Music, films, and surreal comedy from one connected artistic universe
About
The Impliers is a Denver-based multimedia art project founded by producer, filmmaker, and songwriter Dan Hartman with longtime collaborator and closest friend Charles Ingram. Together, they create emotionally layered music, films, and surreal comedy as parts of a larger shared world.
Origins
Dan and Charles met at 15 in North Carolina and began writing together as teenagers, long before The Impliers formally existed. Their early collaboration grew out of a shared instinct for melody, mood, and experimentation, and that long creative history still gives the project unusual continuity across its music, visuals, and live work.
Multimedia Universe
The Impliers emerged in 2022 with their debut album, Cocoon, alongside a broader self-produced multimedia rollout that included surreal music videos, an award-winning comedic infomercial, and an immersive online presence, signaling from the start that the project extended far beyond music alone. Musically, Cocoon brought that vision into focus through indie guitar rock, electro-pop, piano-led balladry, and darker wave-influenced textures, all in service of songs about relationships, mortality, psychological strain, and emotional contradiction. The release established the project as emotionally unguarded, visually ambitious, and unwilling to stay confined to a single sonic or artistic lane.
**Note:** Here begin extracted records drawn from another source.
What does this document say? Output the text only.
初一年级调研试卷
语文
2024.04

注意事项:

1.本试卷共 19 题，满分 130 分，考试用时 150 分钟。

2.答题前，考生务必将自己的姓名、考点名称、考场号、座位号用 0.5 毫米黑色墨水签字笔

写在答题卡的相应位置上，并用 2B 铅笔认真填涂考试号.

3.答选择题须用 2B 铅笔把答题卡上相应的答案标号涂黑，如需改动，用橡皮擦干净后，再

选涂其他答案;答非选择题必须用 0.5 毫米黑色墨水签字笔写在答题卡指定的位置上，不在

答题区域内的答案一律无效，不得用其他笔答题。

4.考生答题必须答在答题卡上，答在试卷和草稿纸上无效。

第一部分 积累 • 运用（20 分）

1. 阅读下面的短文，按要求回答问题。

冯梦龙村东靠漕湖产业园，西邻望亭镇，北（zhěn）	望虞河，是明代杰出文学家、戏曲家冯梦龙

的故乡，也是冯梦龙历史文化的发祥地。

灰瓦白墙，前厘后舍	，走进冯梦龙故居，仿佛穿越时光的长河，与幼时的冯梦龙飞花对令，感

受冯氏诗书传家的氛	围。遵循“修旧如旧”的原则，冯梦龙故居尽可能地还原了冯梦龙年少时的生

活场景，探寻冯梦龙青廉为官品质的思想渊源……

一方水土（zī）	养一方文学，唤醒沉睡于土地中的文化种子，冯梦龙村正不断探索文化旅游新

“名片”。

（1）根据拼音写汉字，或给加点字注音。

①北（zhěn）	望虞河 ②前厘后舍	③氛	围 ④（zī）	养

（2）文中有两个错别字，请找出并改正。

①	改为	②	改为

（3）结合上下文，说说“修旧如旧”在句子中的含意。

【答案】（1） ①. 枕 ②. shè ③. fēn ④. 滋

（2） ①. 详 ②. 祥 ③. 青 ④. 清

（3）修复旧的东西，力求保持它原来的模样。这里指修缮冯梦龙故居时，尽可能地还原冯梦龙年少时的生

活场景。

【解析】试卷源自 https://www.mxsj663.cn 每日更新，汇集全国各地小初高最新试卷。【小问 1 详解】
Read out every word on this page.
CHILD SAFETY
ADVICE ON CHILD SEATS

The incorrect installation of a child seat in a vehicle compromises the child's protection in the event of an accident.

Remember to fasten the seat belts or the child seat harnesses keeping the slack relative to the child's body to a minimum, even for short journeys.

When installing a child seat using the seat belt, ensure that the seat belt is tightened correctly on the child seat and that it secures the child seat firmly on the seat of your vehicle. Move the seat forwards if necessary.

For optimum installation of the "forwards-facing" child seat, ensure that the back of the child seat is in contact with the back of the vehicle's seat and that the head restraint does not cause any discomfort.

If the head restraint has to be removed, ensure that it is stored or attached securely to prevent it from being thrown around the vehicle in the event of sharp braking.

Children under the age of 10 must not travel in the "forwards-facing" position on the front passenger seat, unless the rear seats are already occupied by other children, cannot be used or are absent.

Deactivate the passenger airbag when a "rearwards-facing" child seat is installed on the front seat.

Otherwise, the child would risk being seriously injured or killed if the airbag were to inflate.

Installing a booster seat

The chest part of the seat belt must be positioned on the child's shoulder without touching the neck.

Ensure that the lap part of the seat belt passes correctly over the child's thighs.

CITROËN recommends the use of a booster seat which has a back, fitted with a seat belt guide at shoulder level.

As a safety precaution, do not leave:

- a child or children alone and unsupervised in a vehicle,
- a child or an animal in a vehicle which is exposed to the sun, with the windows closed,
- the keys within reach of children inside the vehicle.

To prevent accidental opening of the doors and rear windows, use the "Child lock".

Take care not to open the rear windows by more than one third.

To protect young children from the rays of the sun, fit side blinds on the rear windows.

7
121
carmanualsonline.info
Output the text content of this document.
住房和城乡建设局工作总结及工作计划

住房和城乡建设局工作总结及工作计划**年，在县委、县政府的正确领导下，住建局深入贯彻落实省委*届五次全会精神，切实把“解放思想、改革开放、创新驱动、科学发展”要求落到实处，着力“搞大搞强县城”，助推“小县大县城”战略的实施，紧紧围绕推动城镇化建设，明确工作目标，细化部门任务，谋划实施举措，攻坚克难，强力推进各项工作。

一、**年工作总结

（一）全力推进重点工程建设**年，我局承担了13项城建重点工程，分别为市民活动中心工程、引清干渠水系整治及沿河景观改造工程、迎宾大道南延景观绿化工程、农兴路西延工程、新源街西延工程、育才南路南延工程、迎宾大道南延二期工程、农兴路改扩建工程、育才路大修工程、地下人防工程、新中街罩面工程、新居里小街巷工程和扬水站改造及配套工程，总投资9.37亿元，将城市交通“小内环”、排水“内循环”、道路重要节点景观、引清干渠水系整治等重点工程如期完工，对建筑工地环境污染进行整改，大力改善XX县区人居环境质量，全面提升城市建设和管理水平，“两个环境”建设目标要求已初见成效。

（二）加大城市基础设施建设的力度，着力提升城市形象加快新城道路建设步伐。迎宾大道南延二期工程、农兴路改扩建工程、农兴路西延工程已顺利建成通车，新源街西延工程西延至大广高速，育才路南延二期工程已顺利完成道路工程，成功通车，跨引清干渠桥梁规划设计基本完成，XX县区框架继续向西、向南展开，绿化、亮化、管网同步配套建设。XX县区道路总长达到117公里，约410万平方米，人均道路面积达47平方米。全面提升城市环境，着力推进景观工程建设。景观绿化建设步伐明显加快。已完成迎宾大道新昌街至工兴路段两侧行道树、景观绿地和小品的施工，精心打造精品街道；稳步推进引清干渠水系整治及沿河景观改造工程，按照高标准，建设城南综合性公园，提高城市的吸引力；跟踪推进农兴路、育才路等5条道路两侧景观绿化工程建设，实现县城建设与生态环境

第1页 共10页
What separates The Impliers most is the way each release functions as part of a larger world. Their work extends beyond records into psychedelic music videos, surreal short films, sketch comedy, and live multimedia performance. That broader vision came into especially sharp focus with Mixed Messages, a 90-minute multimedia experience combining sketch comedy, original music videos, and surreal storytelling in a meticulously produced format that blurred the line between stage, screen, and sound. Structured like a trip through strange TV channels, the show gradually revealed a deeper story about connection, communication, and the emotional patterns people fall into but rarely talk about.
That larger scope has also been recognized publicly. Birdy Magzine described the impliers as a “self-taught, self-produced multimedia entity and concept band,” while OnStage called Mixed Messages an “ambitious” project that blends film and live performance in a “novel theatrical format.” The project’s visual and multidisciplinary work has also earned multiple Telly Awards, along with recognition from the Denver 48 Hour Film Festival.
Mixed Messages & Beyond
Now, the project is entering its next chapter with The Magic Pt. 1, an album centered on romantic love. Where Cocoon often lived in dread, tension, and inward collapse, the newer material opens into movement, desire, humor, vulnerability, and the contradictions that come with intimacy. At the same time, The Impliers is expanding its larger narrative world through an episodic digital adaptation of Mixed Messages, a feature film in development, and another live experience currently in the works.